RABBIA E VIAGGI, UN RISCHIO DA NON SOTTOVALUTARE

Più complesso è il discorso quando si affronta la questione “rabbia” per coloro che si recano in viaggio nelle zone endemiche. A tal proposito è sempre opportuno fare una valutazione presso un ambulatorio di medicina dei viaggi, presente da tanti anni anche presso l’IRCCS di Negrar (vedi pagina ambulatorio). In base al tipo di viaggio e al livello di rischio si prospettano due possibilità. “Per chi compie viaggi frequenti e si trova a contatto diretto con animali si può pensare di fare due dosi di vaccino pre-esposizione – sottolinea il dr. Gobbi – dopodichè qualora la persona già vaccinata fosse morsa durante il viaggio dovrebbe sottoporsi ad ulteriore vaccinazione post-esposizione”.

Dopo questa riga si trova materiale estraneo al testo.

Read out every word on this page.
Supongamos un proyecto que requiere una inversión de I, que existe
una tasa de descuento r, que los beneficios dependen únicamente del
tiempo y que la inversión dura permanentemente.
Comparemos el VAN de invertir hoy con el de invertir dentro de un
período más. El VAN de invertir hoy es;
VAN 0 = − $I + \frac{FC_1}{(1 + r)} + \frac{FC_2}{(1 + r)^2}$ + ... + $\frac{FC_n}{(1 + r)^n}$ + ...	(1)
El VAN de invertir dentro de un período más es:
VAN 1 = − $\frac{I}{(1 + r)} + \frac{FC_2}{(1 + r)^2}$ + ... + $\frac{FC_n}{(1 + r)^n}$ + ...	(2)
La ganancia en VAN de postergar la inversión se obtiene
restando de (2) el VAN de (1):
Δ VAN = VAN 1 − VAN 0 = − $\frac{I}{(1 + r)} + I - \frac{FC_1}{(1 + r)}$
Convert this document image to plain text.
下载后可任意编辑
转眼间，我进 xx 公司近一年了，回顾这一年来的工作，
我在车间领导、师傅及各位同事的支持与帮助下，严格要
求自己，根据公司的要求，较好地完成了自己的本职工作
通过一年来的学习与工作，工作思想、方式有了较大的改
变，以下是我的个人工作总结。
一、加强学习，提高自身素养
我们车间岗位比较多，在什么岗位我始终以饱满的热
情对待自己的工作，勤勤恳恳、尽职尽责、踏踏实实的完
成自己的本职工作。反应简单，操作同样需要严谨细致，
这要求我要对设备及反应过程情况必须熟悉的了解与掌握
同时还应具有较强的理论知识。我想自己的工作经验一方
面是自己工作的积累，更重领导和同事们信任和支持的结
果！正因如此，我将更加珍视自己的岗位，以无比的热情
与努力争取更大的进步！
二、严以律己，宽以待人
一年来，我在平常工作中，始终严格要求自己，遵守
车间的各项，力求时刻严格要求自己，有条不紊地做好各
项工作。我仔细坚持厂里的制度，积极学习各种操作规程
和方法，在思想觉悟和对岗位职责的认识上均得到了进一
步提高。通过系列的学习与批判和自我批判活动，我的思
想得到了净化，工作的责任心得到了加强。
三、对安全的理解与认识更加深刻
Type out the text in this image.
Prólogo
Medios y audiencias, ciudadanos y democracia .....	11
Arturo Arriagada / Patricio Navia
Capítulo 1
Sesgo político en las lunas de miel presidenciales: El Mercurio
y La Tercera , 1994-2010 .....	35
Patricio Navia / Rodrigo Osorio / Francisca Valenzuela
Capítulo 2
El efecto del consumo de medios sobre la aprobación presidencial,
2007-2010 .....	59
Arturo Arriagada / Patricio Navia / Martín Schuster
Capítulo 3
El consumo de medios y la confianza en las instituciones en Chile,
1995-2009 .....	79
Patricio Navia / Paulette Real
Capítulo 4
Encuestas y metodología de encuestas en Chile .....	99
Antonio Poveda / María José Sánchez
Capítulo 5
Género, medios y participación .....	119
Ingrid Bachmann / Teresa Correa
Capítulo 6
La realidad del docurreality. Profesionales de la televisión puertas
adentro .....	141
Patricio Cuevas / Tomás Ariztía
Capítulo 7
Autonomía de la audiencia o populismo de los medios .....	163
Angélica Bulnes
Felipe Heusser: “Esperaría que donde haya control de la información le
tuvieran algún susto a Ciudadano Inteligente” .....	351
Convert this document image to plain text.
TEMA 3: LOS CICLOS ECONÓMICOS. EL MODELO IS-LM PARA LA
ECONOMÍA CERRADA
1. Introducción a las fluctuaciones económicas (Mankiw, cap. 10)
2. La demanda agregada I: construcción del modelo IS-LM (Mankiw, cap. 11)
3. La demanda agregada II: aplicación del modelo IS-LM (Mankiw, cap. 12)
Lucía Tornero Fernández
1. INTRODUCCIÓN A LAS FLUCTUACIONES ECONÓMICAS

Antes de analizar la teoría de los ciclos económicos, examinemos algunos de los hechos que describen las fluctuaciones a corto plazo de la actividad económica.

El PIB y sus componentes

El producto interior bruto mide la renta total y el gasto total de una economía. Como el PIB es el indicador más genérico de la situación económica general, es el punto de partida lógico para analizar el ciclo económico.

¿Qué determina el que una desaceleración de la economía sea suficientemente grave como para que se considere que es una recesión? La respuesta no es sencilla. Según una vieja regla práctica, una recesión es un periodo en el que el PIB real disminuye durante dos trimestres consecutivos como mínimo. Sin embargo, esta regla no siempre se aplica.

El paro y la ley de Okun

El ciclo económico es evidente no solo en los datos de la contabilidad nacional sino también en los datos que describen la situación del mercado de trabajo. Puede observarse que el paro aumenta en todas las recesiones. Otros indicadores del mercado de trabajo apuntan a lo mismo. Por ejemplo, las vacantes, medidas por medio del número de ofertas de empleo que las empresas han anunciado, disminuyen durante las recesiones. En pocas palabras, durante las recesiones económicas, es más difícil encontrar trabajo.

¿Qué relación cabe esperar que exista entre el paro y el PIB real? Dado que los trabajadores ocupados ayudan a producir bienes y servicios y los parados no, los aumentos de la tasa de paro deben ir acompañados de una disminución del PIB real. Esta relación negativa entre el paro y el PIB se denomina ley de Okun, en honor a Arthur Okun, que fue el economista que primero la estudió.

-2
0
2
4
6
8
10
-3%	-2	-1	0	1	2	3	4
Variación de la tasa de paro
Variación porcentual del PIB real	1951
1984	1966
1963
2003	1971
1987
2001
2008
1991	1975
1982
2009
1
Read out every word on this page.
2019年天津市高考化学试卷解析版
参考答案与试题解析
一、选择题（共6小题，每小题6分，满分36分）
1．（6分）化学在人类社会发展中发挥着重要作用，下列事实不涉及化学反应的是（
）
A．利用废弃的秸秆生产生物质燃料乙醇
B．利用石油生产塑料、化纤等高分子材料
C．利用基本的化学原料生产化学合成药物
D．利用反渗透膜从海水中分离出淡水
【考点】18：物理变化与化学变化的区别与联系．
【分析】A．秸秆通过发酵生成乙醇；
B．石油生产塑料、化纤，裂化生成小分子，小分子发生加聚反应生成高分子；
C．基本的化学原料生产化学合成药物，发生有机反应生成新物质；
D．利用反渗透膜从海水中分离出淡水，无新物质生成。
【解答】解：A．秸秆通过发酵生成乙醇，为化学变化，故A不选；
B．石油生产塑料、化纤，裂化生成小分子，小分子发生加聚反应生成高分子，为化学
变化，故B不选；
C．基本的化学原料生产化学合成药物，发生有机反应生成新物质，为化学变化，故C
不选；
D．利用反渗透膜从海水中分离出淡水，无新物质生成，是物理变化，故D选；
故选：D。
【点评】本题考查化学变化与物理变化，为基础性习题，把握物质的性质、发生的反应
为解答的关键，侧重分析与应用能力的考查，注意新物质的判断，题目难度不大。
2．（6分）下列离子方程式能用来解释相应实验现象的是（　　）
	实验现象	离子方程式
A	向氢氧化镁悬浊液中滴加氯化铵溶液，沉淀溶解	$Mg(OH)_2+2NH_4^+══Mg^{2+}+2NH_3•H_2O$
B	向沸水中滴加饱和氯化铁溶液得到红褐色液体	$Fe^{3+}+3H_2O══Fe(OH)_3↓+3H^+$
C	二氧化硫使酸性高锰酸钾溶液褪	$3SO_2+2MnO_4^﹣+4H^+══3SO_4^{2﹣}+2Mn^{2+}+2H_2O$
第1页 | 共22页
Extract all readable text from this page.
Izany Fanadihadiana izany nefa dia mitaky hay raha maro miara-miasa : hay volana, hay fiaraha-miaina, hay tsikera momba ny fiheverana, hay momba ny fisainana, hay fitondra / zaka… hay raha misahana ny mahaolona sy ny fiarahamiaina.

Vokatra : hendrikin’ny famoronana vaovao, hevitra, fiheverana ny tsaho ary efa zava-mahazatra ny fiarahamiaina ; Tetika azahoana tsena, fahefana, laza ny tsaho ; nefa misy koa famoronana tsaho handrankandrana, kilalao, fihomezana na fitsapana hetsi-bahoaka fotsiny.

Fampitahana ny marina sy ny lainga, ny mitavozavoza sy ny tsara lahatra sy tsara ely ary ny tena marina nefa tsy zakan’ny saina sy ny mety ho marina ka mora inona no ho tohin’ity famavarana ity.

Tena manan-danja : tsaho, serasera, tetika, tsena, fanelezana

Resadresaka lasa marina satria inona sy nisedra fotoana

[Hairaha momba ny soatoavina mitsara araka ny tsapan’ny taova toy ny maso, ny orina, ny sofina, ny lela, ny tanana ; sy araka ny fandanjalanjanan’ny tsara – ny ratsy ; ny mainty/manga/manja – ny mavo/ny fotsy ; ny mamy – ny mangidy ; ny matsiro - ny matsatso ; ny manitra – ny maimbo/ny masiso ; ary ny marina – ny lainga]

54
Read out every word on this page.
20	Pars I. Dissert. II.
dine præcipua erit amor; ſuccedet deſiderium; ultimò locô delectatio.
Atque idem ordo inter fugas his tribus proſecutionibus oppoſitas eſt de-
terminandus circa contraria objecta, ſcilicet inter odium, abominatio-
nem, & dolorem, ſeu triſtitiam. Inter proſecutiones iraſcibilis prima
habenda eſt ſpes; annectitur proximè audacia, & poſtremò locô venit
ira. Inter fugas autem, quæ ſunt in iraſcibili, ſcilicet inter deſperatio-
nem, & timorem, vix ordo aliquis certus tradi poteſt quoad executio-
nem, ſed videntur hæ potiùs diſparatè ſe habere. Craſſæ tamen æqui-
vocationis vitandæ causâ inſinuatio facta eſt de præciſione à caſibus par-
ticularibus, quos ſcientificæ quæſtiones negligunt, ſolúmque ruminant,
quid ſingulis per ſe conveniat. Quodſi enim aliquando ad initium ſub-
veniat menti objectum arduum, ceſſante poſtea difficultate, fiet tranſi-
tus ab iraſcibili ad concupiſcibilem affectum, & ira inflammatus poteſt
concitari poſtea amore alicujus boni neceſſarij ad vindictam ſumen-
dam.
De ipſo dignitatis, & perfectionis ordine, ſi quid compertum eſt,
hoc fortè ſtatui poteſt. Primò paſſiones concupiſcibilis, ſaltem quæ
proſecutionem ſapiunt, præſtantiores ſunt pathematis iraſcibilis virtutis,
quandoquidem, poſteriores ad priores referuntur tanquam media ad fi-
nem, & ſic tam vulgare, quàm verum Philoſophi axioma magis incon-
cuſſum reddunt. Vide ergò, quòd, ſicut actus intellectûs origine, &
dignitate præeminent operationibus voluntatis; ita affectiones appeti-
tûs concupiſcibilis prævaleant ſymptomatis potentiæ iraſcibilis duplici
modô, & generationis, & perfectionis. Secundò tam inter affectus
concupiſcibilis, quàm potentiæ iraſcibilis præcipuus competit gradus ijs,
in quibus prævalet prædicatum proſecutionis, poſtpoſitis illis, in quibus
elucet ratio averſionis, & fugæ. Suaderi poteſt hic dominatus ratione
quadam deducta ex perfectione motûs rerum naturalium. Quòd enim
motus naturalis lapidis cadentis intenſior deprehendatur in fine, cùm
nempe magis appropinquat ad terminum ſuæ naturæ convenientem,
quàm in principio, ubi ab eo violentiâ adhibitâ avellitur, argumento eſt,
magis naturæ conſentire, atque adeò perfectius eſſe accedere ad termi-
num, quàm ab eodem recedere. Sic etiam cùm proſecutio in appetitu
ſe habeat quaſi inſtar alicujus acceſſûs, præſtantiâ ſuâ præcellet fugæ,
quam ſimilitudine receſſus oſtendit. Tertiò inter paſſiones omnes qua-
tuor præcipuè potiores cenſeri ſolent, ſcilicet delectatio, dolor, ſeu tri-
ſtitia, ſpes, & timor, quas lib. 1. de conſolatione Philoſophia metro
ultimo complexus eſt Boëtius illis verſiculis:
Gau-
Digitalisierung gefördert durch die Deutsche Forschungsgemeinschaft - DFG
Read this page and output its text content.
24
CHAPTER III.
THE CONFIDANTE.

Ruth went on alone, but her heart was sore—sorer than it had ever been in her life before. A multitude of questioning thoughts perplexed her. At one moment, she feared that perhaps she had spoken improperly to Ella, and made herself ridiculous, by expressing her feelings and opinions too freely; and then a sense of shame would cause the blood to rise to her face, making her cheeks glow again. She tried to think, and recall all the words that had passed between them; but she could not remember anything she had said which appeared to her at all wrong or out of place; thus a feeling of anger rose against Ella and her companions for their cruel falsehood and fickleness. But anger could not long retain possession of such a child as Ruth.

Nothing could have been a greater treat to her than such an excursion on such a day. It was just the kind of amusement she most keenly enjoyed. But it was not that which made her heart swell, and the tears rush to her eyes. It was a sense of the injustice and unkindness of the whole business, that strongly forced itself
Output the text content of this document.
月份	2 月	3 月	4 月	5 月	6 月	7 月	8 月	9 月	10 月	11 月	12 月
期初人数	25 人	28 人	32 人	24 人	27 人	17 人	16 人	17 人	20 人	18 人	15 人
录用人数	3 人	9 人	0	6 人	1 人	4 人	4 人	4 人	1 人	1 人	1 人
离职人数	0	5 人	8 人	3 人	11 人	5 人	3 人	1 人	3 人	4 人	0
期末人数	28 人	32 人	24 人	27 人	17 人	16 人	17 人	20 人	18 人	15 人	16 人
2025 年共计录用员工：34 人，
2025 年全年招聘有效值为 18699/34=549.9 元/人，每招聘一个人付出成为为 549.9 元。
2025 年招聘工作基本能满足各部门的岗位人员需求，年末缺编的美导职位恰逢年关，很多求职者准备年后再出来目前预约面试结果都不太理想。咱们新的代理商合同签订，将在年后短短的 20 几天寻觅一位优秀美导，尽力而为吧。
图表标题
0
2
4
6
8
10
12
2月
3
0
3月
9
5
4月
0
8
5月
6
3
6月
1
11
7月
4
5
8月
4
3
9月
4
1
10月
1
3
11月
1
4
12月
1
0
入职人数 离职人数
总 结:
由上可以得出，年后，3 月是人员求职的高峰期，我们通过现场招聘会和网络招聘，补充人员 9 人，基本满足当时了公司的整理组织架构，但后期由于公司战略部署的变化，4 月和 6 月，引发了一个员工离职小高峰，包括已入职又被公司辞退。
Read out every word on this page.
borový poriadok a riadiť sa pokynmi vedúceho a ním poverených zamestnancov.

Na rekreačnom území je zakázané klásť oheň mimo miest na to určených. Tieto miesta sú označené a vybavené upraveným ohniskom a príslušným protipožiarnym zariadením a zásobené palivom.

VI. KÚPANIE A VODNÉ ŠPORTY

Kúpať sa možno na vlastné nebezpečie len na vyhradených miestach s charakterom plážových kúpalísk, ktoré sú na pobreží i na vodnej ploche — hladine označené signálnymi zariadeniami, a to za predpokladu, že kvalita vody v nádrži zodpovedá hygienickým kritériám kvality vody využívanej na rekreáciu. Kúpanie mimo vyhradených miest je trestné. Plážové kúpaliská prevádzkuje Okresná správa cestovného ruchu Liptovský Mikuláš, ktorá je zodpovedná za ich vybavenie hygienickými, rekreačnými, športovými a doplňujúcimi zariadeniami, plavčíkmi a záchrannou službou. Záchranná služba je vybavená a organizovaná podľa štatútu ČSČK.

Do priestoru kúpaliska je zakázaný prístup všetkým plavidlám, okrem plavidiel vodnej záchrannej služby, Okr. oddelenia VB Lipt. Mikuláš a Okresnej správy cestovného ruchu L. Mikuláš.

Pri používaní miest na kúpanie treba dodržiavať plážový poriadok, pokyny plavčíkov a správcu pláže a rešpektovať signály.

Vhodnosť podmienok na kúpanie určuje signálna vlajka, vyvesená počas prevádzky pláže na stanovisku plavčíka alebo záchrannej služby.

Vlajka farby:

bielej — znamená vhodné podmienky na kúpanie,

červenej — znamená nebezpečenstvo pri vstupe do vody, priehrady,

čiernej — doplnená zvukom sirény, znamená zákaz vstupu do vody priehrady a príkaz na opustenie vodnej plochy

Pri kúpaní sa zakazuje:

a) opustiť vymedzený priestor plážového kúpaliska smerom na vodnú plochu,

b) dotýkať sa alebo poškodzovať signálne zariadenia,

Se invece il viaggio è a basso rischio il medico può valutare che non è necessario il vaccino pre-esposizione. In questo caso, qualora una persona fosse morsa durante il viaggio, è fondamentale fare una profilassi che prevede l’iniezione tempestiva di immunoglobuline nella sede della ferita, seguita poi dalla vaccinazione secondo una precisa tempistica. Il problema è che non sempre le immunoglobuline sono disponibili nei Paesi poveri.

COSA FARE IN CASO DI MORSO DURANTE UN VIAGGIO

Il morso di un animale in una zona a rischio non va mai sottovalutato e se sul luogo non è disponibile la profilassi antirabbica post-esposizione bisogna che il viaggiatore rientri quanto prima nel proprio Paese di origine per sottoporsi alle cure del caso”, è l’appello del dottor Gobbi. Il motivo è evidente: “La profilassi funziona solo se viene fatta prima della comparsa dei sintomi. Viceversa una volta che la malattia si manifesta arrivando al sistema nervoso centrale è ormai troppo tardi. Purtroppo è accaduto ancora, seppure sia raro, che un turista morso da un animale infetto sia deceduto dopo aver sviluppato i sintomi al ritorno dal viaggio”.

I sintomi della rabbia sono all’inizio simili a quelli di un’influenza con stanchezza, febbre e mal di testa. Poi man mano che il virus aggredisce il sistema nervoso centrale si manifestano segni sempre più specifici, quali allucinazioni, insonnia, salivazione esagerata, ipersensibilità alla luce, idrofobia. La velocità della malattia dipende molto dalla ferita iniziale. Se si tratta di una piccola ferita in una zona periferica del corpo, l’avanzamento verso il cervello sarà più lento. Al contrario se la ferita è profonda e in zone vicine alla testa il tempo a disposizione sarà molto meno.

EDUCAZIONE E PREVENZIONE

L’esistenza del vaccino e di una profilassi efficacie permette di guardare alla lotta contro la rabbia con un certo ottimismo, tanto che l’ONU si è posta l’obiettivo di azzerare entro pochi anni i decessi. E’ tuttavia indispensabile agire con più forza sul fronte della prevenzione e dell’educazione della popolazione nei Paesi a rischio, favorendo ad esempio i programmi di vaccinazione sugli animali selvatici e domestici nelle aree endemiche, nonché sensibilizzando le persone anche nelle zone più povere a sottoporsi alla profilassi in caso di morsi o contatti a rischio.